L’Hebdo Varois – semaine 51–2015
Tous perdants, tous contents
Presque tout a été dit par les partis politiques dimanche 13 décembre au soir. Bien des choses ont été écrites par les politologues autoproclamés du lendemain matin. Sans compter les analyses électorales du café du commerce. Au niveau national, comme dans le Var. Tout, vraiment ? Voire… Sauf à se satisfaire d’une vision courte des résultats et des enseignements du second tour des élections régionales. Var-Provence Info vous invite à voir un peu plus loin, en toute lucidité. La semaine fut politique, principalement mais pas seulement. Décryptage.
Tous les partis affichent une bonne figure de circonstance
La gauche a réussi son pari désespéré en faisant battre le Front National. Mais le prix est élevé. Les conséquences à moyen terme seront lourdes. Seul l’espoir d’une recomposition politique et d’une reconstruction idéologique pourraient à long terme justifier les sacrifices consentis. Car les socialistes et leurs alliés de la majorité nationale vont tout simplement être absents de toute représentation, pendant six années, des assemblées régionale et départementale. Comme ils avaient été réduits ou éliminés dans beaucoup de conseils municipaux lors des élections de l’année précédente, ceci veut dire qu’ils vont être quasiment rayés de la carte politique varoise pendant des années qui vont paraître longues à la génération montante de militants et d’élus. Certes la cure de désintoxication des prébendes clientélistes et des unes médiatiques peut se révéler salutaire, dans une optique de resourcement moral et idéologique.
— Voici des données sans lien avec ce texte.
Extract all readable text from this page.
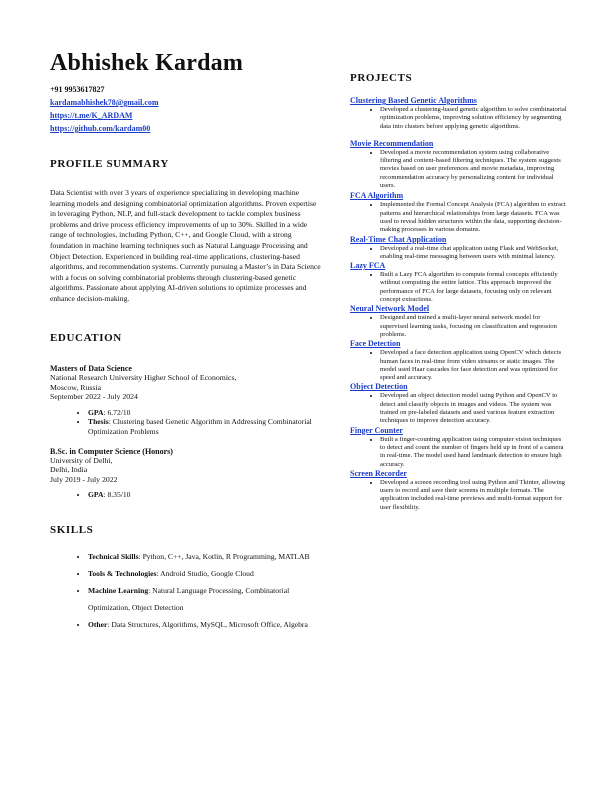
Abhishek Kardam
+91 9953617827
kardamabhishek78@gmail.com
https://t.me/K_ARDAM
https://github.com/kardam00
PROFILE SUMMARY
Data Scientist with over 3 years of experience specializing in developing machine learning models and designing combinatorial optimization algorithms. Proven expertise in leveraging Python, NLP, and full-stack development to tackle complex business problems and drive process efficiency improvements of up to 30%. Skilled in a wide range of technologies, including Python, C++, and Google Cloud, with a strong foundation in machine learning techniques such as Natural Language Processing and Object Detection. Experienced in building real-time applications, clustering-based algorithms, and recommendation systems. Currently pursuing a Master’s in Data Science with a focus on solving combinatorial problems through clustering-based genetic algorithms. Passionate about applying AI-driven solutions to optimize processes and enhance decision-making.
EDUCATION
Masters of Data Science
National Research University Higher School of Economics,
Moscow, Russia
September 2022 - July 2024
• GPA: 6.72/10
• Thesis: Clustering based Genetic Algorithm in Addressing Combinatorial Optimization Problems
B.Sc. in Computer Science (Honors)
University of Delhi,
Delhi, India
July 2019 - July 2022
• GPA: 8.35/10
SKILLS
• Technical Skills: Python, C++, Java, Kotlin, R Programming, MATLAB
• Tools & Technologies: Android Studio, Google Cloud
• Machine Learning: Natural Language Processing, Combinatorial Optimization, Object Detection
• Other: Data Structures, Algorithms, MySQL, Microsoft Office, Algebra
PROJECTS
Clustering Based Genetic Algorithms
• Developed a clustering-based genetic algorithm to solve combinatorial optimization problems, improving solution efficiency by segmenting data into clusters before applying genetic algorithms.
Movie Recommendation
• Developed a movie recommendation system using collaborative filtering and content-based filtering techniques. The system suggests movies based on user preferences and movie metadata, improving recommendation accuracy by personalizing content for individual users.
FCA Algorithm
• Implemented the Formal Concept Analysis (FCA) algorithm to extract patterns and hierarchical relationships from large datasets. FCA was used to reveal hidden structures within the data, supporting decision-making processes in various domains.
Real-Time Chat Application
• Developed a real-time chat application using Flask and WebSocket, enabling real-time messaging between users with minimal latency.
Lazy FCA
• Built a Lazy FCA algorithm to compute formal concepts efficiently without computing the entire lattice. This approach improved the performance of FCA for large datasets, focusing only on relevant concept extractions.
Neural Network Model
• Designed and trained a multi-layer neural network model for supervised learning tasks, focusing on classification and regression problems.
Face Detection
• Developed a face detection application using OpenCV which detects human faces in real-time from video streams or static images. The model used Haar cascades for face detection and was optimized for speed and accuracy.
Object Detection
• Developed an object detection model using Python and OpenCV to detect and classify objects in images and videos. The system was trained on pre-labeled datasets and used various feature extraction techniques to improve detection accuracy.
Finger Counter
• Built a finger-counting application using computer vision techniques to detect and count the number of fingers held up in front of a camera in real-time. The model used hand landmark detection to ensure high accuracy.
Screen Recorder
• Developed a screen recording tool using Python and Tkinter, allowing users to record and save their screens in multiple formats. The application included real-time previews and multi-format support for user flexibility.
Bien sûr, la gauche ne manquera pas de présenter à la droite la facture de son désistement. Concrètement c’est toutefois, pour l’avenir proche, lots de consolation et disette de responsabilités.
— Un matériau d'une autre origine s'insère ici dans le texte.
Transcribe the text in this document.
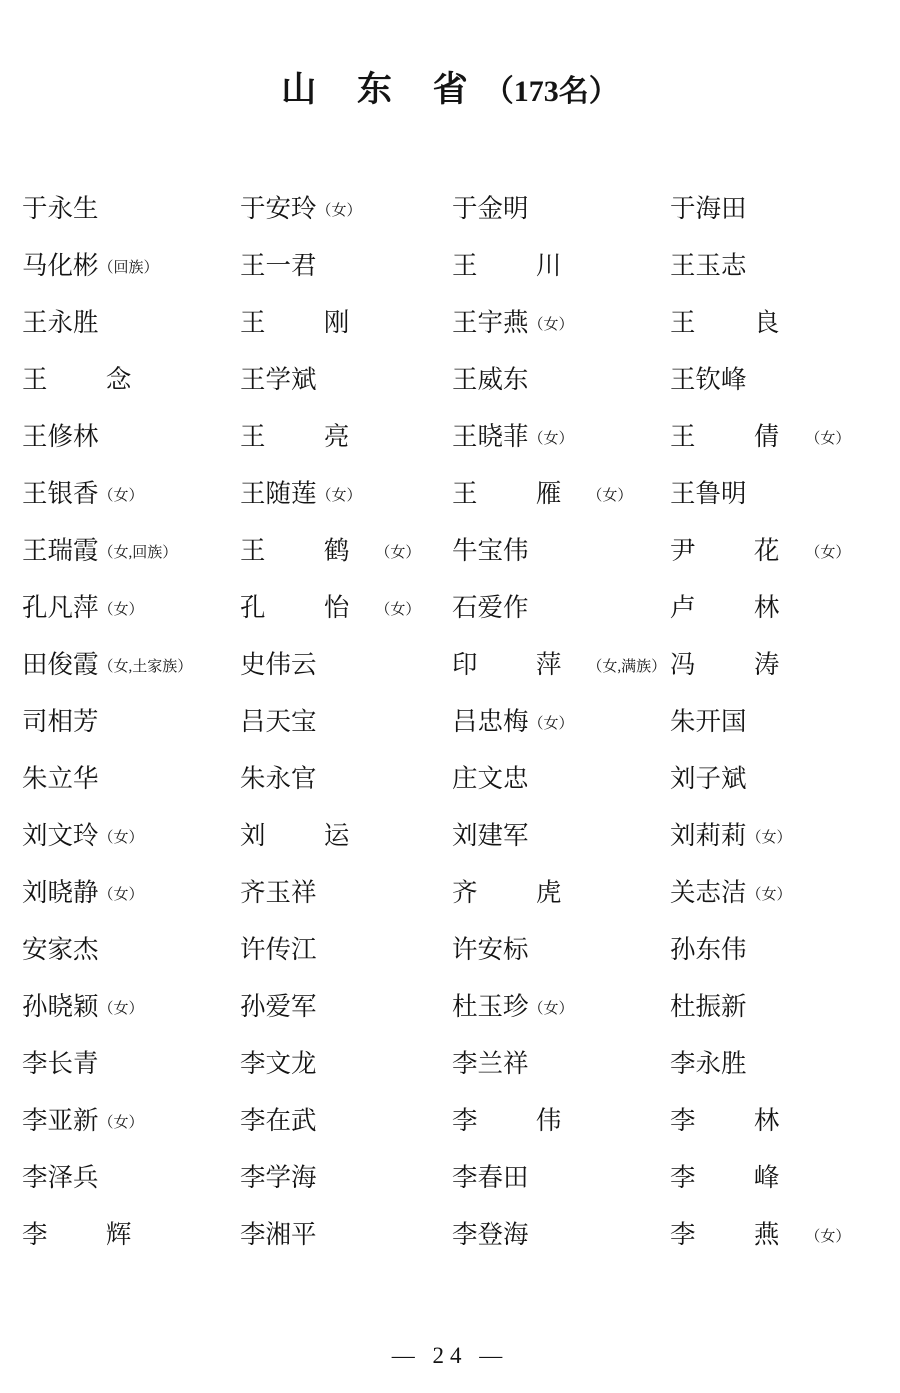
山 东 省（173名）
于永生	于安玲（女）	于金明	于海田
马化彬（回族）	王一君	王 川	王玉志
王永胜	王 刚	王宇燕（女）	王 良
王 念	王学斌	王威东	王钦峰
王修林	王 亮	王晓菲（女）	王 倩（女）
王银香（女）	王随莲（女）	王 雁（女）	王鲁明
王瑞霞（女,回族）	王 鹤（女）	牛宝伟	尹 花（女）
孔凡萍（女）	孔 怡（女）	石爱作	卢 林
田俊霞（女,土家族）	史伟云	印 萍（女,满族）	冯 涛
司相芳	吕天宝	吕忠梅（女）	朱开国
朱立华	朱永官	庄文忠	刘子斌
刘文玲（女）	刘 运	刘建军	刘莉莉（女）
刘晓静（女）	齐玉祥	齐 虎	关志洁（女）
安家杰	许传江	许安标	孙东伟
孙晓颖（女）	孙爱军	杜玉珍（女）	杜振新
李长青	李文龙	李兰祥	李永胜
李亚新（女）	李在武	李 伟	李 林
李泽兵	李学海	李春田	李 峰
李 辉	李湘平	李登海	李 燕（女）
— 24 —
La droite a engrangé une victoire. Mais à la Pyrrhus. Éric Ciotti a gagné son pari, que beaucoup considéraient comme risqué, à savoir aucune région pour le FN. Il est vrai que le gain de l’exécutif régional, après celui du département et de la majorité des communes, confère à l’alliance Républicains-UDI et alliés une position locale encore inespérée il y a moins de deux ans. Mais là aussi, à quel prix ?
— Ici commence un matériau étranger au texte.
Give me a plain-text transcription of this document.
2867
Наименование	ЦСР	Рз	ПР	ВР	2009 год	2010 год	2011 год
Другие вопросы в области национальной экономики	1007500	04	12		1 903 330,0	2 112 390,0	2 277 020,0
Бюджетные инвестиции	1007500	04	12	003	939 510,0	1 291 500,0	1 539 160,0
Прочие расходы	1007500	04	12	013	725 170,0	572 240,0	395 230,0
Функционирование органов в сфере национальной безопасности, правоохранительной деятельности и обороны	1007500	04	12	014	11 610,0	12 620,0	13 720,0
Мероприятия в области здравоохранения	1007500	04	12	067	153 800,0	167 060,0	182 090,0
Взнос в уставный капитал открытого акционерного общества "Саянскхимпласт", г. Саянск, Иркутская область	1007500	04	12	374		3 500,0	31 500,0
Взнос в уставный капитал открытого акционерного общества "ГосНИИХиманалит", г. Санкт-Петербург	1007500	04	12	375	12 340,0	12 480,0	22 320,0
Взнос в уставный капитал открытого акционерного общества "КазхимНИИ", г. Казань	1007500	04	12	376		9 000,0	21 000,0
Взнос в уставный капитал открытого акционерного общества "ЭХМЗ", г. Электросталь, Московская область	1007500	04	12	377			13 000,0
D’une part les vainqueurs du 13 décembre vont être redevables à la gauche de retours d’ascenseur, qui ne satisferont pas tous leurs électeurs traditionnels. Lesquels demeurent fondamentalement droitistes dans le Var.
D’autre part ils vont se retrouver dans la plupart des assemblées face à une opposition unique et homogène : le Front National. Formation qui peut légitimement se targuer d’être devenue en 2015 le premier parti du Var. Et qui ne cesse, élection après élection, de grignoter leur part de marché. Tout en se développant auprès de catégories sociales qui passent directement de la gauche ou de l’abstention vers le FN, sans jamais se fixer sur le centre ou la droite. Si elle commettait l’erreur de se contenter du soulagement du second tour, sans se souvenir des affres du premier, la droite varoise risquerait de connaître des déceptions d’autant plus douloureuses lors des prochaines échéances.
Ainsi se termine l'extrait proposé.